By Chris Wickham
Published in November 2016
Thibault’s Score: 2/5
Medieval Europe is a survey history that focuses on institutional change in Europe from 500 until 1500. Due to its brevity, this book does not focus on the specifics, but rather on broad trends shaping states and social institutions.
I didn’t really like this book that much. First, I found that the information was too basic for me, because I have been studying the Middle Ages in depth for several years. However, I also think that this book is likely to be too complicated and too uninteresting for a neophyte who doesn’t have any background in the Middle Ages.
Chris Wickham’s writing style doesn’t jive well with me either. He makes many arguments to “go against” popular or academic conceptions of the Middle Ages. I don’t really care about oppositional statements, and find them very off putting in historical works like this.
The book had a lot of boring sections. Part of this is because the book is neither a narrative or a historiographical treatise.
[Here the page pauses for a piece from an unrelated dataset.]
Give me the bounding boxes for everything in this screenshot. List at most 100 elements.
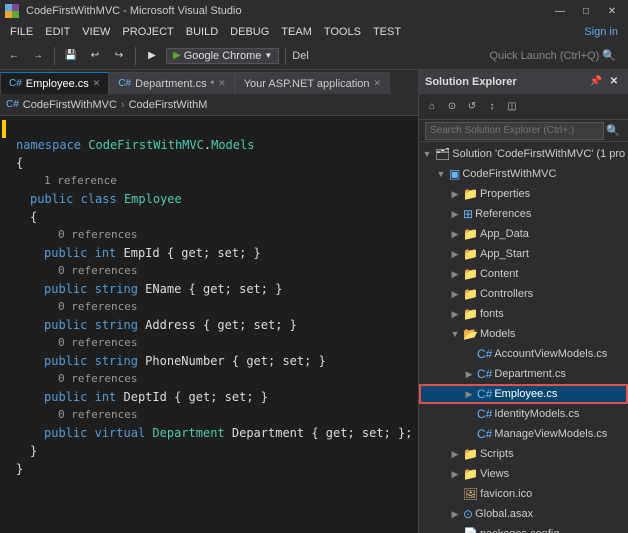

Narrative histories are less accurate and more prone to legends, but are interesting as they have characters and motives. Historiographical histories focus more on the methods of text analysis and archaeology, and are very intellectually stimulating.
This book does not cover many specific narratives as it is only intended to serve as a very broad survey. It also doesn’t cover the methods of historians and archeology.
I thought it was a pretty boring and very milktoast book which doesn’t have very many gems hidden in it. My recommendation is for readers to skip it entirely.
I did not finish the book, only made it roughly two thirds until the end before I put it down.